'Appalling, offensive': Western media draws criticism for racist coverage of Russian invasion of Ukraine

Published February 28, 2022
CBS correspondent Charlie D'Agata (R) talks about the situation in Ukraine. — Screengrab via Twitter
CBS correspondent Charlie D'Agata (R) talks about the situation in Ukraine. — Screengrab via Twitter

As the world's attention is fixed on Ukraine following the Russian invasion, people all across the globe are glued to their television screens or frantically checking mobile phones for news updates.

Amid the minute-by-minute coverage of the conflict, some have pointed out racist undertones in the media reporting of the humanitarian crisis borne out of Russia's onslaught into Ukraine.

The racist reporting was first noticed when CBS correspondent Charlie D'Agata compared the situation in "civilised" Ukraine to what he implied were "uncivilised" countries such as those in the Middle East.

"This isn't a place, with all due respect, like Iraq or Afghanistan that has seen conflict raging for decades ... this is a relatively civilised, relatively European ... city where you wouldn't expect that or hope that (war) to happen," he had said.

Following the outrage on social media regarding D'Agata remarks, a twitter user named Alan MacLeod compiled a list of more such instances where journalists dabbled into racism while reporting on the plight of Ukrainian citizens.

In another instance, Al Jazeera anchor Peter Dobbie had said that the images of Ukrainian people fleeing the war were "compelling" because of the way they were dressed. Calling them "prosperous middle-class people", he said they were different from refugees trying to get away from areas in the Middle East and North Africa.

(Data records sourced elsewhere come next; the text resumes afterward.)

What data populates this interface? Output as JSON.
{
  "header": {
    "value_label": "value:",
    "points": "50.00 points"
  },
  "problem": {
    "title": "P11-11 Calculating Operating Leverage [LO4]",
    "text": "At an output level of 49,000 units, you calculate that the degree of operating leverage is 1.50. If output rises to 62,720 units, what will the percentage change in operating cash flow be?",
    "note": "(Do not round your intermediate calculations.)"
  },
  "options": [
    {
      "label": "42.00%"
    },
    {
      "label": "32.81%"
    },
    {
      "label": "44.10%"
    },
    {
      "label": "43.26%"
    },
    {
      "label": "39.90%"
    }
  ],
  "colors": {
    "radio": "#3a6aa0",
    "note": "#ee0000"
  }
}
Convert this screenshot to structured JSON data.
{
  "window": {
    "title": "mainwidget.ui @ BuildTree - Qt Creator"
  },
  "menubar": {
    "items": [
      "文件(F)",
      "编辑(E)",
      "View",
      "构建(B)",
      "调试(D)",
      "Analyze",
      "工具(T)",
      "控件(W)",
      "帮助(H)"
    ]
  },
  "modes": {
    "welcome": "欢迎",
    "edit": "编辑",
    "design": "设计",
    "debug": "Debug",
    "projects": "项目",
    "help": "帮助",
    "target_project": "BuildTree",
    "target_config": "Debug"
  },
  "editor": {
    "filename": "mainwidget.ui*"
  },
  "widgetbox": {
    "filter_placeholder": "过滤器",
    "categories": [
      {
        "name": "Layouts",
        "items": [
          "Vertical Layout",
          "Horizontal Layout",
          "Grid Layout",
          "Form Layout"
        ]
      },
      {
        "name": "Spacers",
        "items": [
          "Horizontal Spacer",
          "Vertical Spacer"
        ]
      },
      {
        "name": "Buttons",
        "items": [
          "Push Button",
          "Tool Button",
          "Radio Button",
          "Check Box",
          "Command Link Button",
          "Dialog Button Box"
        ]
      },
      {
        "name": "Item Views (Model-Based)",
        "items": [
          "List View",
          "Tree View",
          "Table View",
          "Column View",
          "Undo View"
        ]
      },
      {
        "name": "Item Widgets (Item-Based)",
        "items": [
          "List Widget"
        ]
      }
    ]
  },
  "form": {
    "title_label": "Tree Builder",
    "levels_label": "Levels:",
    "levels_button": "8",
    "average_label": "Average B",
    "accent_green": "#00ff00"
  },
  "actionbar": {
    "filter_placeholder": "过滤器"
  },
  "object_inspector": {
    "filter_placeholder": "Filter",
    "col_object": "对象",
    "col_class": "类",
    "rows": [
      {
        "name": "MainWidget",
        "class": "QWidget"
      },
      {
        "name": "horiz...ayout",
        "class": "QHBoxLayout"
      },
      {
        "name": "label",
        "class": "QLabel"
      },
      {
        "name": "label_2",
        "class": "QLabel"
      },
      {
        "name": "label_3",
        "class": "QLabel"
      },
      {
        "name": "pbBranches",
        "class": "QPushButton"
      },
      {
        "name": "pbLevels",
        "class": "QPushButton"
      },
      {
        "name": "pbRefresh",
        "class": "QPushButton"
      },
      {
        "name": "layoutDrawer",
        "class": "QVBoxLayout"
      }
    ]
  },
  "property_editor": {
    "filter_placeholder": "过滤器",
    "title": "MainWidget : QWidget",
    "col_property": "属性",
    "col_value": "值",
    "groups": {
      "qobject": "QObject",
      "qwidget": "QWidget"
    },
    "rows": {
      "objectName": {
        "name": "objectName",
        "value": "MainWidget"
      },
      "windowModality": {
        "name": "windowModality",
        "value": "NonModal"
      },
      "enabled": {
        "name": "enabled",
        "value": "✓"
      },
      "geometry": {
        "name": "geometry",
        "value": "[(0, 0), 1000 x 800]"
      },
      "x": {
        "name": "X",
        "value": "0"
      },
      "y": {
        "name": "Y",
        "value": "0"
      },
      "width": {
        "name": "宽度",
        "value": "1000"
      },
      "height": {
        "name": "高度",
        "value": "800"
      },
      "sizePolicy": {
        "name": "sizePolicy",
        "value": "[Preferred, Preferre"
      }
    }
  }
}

Multimedia journalist Ahmer Khan shared a screenshot of an article in The Telegraph in which author Daniel Hannan wrote, "They seem like us. This is what makes it so shocking."

Meanwhile, BFM TV's Philippe Corbe described the Ukraine situation as: “We’re not talking here about Syrians fleeing the bombing of the Syrian regime backed by Putin, we’re talking about Europeans leaving in cars that look like ours to save their lives.”

The videos drew widespread condemnation, including from a Ukrainian journalist.

Anastasiia Lapatina, who works for Kyiv Independent, said she was "appalled" at reporters referring to refugees from the Middle East as "uncivilised".

"Anyone who supports this narrative is a racist bigot and deserves colossal shame," she said in a series of tweets. "On behalf of Ukrainians and journalists, I am extremely sorry if this hurt you. Persons fleeing war deserve dignity and support regardless of their race, ethnicity, religious affiliation, or anything else. Period."

NYT Magazine reporter Ida Bae Wells advised journalists to reflect internally, noting that reporters needed to realise their biases so they could report against them.

"And honestly, these admissions of shock that this is happening in a European country are ahistorical and also serve to justify the lack of sympathy for other invasions, other occupations and other refugee crisis involving peoples not considered white," she added.

Associated Press News Director for Pakistan and Afghanistan, Kathy Gannon, responded directly to the CBS correspondent's remarks, pointing out that "Iraq is quite literally the cradle of civilisation and Afghanistan was invaded first by the Soviet Union and later by the US-led coalition".

"It doesn't make it any less deeply offensive to preface it with 'all due respect'."

The Arab and Middle Eastern Journalists Association also shared a list of instances when journalists made racist remarks and called on media organisations to be "mindful of their implicit and explicit biases".

"This type of commentary reflects the pervasive mentality in Western journalism of normalising tragedy in parts of the world such as the Middle East, Africa, South Asia and Latin America. It dehumanises and renders their experience with war as somehow normal and expected," the association said in a statement.

Columnist Mosharraf Zaidi also shared the CBS correspondent's remarks, captioning the video: "You think structural racism and bias are Fox News and Trump domain only?"

"It is so utterly shameful that white men on television are LITERALLY saying that it is entirely okay to kill uncivilised Iraqis and Afghans because they are not civilised," commented author and columnist Rafia Zakaria.

Apologies

Following the outrage on social media, CBS reporter D'Agata apologised. In a video shared by CBS News on Twitter, the reporter said he wanted to clarify his remarks.

"I spoke in a way that I regret and for that I am sorry. What I'd hoped to convey is that what's unique about the fighting underway here is that this country's not really seen the scale of war in recent years unlike some countries that have tragically suffered through years of fighting.

"You should never compare conflicts anyway ... I used a poor choice of words and I apologise for any offence I may have caused."

Al Jazeera apologised as well saying its presenter had made "unfair comparisons". Terming them "insensitive and irresponsible", the organisation apologised to its audience and assured that the "breach of professionalism is being dealt with".